Five RADAR cities inform Gov. Inslee about need for Crisis Triage facility in North King county

Saturday, March 12, 2022

The five RADAR cities: Lake Forest Park, Shoreline, Kirkland, Bothell, Kenmore

On Wednesday, March 1, 2022, Governor Jay Inslee convened the Mayors and City Managers of the Five RADAR Cities (Shoreline, Kenmore, Lake Forest Park, Bothell and Kirkland), as well as the RADAR Navigator Program Manager and key staff from the King County Department of Behavioral Health and Recovery. 

Governor Inslee reached out to the City of Kirkland, because he had heard that the RADAR Cities had been working diligently to create and site a Crisis Triage facility in North King County. The governor expressed support for the endeavor, and work is ongoing to bring this critical resource to our community.

Mayor Mason Thompson, City of Bothell, spoke about the success of the RADAR Navigator Program thus far and the future vision of a comprehensive crisis response system for North King County.

Mayor Mason Thompson of Bothell addressing Gov Inslee.
Photo courtesy Alison Sborov of the Governor’s Office

Mayor Thompson’s comments to the Governor


Governor, we believe we’re on the cusp of something special. The combination of what RADAR (Response Awareness, De-escalation, and Referral) and its mental health professional navigators do are unique in the world of mental health response.
  • RADAR has response plans that allow Navigators to share notes with police in all five cities so that in the future officers can have context around who they’re responding to before they arrive on scene.
  • Rather than a co-responder model where everything is under the police department, or a community-responder model where everything is apart from it, RADAR is moving toward a model where Navigators can respond with or without the police, and share information rather than silo it – so we can have the maximum impact
  • RADAR is ripe to be copied. Partnership with multiple jurisdictions keeps costs low, and we all know this problem doesn’t care about city borders. We’d love to help franchise this across the state.
  • We started this in 2018. We’re not trying to create something, we want to take what’s already here, already working well, and leverage it to have even more impact.
To do that there are big-picture needs that are beyond the scope of even five cities
  • Crisis care – what we’re here to talk about today. The most well-known community responder examples like Cahoots in Eugene and STAR in Denver are run out of mental health institutions. They can do more than deescalate. They can help with the real problem, not just the symptom.
Our navigators usually have two options. To take people to jail or the hospital, because there are 12 crisis care beds in King County, and the closest to us is Kent.
  • Training/employee pipeline. These positions pay very well for mental health but it is hard to fill them because it’s a unique role. A state-level program similar to the police corps would be very helpful
  • Response plans being shared – An officer knowing people’s triggers and having context before they engage reduces the chance of a first response worst-case scenario. If response plans were uploaded into WSCIC, law enforcement the state over would have the information that Navigators upload.
Kirkland Mayor Penny Sweet welcomes the governor.
Photo courtesy Alison Sborov of the Governor’s Office

All three of these not only make the program more effective, they also make it easier for other cities to adopt. And as other cities adopt this, they start helping even more people, their response plans help our departments, and that’s a really exciting virtuous circle that could help a lot of people. 

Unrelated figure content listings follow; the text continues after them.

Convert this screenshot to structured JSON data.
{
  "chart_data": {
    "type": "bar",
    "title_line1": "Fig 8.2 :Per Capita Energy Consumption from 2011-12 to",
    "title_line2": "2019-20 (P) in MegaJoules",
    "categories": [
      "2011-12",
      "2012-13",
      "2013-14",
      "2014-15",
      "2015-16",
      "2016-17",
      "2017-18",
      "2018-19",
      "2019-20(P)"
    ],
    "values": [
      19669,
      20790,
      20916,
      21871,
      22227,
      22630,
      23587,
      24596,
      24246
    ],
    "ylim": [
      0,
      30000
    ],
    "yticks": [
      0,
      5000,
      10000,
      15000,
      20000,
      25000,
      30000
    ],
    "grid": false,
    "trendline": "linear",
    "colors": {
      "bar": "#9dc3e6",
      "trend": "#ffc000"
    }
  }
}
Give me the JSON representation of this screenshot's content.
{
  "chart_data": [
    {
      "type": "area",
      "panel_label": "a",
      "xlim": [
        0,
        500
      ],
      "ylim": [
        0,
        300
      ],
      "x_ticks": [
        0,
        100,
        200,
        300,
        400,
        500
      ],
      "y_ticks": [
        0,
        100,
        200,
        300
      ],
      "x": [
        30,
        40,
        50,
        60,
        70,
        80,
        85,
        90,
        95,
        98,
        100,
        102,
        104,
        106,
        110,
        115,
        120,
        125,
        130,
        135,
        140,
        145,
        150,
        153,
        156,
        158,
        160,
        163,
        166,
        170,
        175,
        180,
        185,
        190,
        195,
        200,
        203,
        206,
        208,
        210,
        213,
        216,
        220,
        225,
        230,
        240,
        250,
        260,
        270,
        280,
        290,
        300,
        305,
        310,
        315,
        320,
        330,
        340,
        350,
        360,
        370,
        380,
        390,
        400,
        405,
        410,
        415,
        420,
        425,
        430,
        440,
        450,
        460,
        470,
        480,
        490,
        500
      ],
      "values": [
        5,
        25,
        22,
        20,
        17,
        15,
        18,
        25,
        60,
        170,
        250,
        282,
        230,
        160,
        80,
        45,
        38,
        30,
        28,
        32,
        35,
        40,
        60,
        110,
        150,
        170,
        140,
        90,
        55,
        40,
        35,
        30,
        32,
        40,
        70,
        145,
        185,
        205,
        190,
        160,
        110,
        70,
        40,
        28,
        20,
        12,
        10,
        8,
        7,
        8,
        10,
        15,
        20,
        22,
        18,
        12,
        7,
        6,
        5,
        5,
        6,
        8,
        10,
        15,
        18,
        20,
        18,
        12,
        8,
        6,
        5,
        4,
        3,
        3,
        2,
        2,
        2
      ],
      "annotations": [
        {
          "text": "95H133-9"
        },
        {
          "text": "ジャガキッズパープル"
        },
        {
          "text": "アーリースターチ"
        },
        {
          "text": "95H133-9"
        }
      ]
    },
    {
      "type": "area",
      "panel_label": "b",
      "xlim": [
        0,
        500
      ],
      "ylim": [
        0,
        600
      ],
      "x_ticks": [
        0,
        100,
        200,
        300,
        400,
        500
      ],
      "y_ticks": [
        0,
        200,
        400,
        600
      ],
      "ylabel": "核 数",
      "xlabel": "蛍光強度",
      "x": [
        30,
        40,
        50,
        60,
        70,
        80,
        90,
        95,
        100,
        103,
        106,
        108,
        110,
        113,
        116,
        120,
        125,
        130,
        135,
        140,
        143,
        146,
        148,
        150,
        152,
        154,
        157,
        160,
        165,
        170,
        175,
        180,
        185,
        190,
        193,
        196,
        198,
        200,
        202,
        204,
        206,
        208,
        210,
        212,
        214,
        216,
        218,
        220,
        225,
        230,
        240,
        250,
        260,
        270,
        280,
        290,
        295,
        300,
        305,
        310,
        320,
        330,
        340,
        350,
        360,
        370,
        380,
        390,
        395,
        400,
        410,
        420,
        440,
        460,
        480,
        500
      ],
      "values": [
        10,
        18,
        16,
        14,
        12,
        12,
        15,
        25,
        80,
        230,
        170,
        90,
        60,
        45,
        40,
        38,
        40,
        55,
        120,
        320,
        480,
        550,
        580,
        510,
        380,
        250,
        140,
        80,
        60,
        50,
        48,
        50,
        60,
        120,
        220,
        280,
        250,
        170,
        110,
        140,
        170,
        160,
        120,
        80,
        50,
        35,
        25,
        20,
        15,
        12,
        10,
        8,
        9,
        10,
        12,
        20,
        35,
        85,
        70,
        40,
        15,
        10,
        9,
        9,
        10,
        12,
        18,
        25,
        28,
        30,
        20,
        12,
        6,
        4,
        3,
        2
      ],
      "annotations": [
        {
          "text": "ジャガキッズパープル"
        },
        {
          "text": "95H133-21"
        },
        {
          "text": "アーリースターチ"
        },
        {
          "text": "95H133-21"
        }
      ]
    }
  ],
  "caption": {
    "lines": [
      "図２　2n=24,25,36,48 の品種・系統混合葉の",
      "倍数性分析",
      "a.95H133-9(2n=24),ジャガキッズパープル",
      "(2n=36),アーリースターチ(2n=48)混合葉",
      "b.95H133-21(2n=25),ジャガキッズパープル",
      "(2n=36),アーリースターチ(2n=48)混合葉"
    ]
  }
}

I hope you leave here today not just excited about what’s happening in North King County, but excited about the possibility of what could happen in the whole state.

Because with state help, we see a not-distant future in which Washington has a program that can be considered the example in the country. We have political will, supportive police departments, and we’ve learned a lot over the years we’ve already been doing this.

We know that you care about helping to advance necessary conversations – we've seen you lead on the national level. Through RADAR with state help, Washington can lead here too.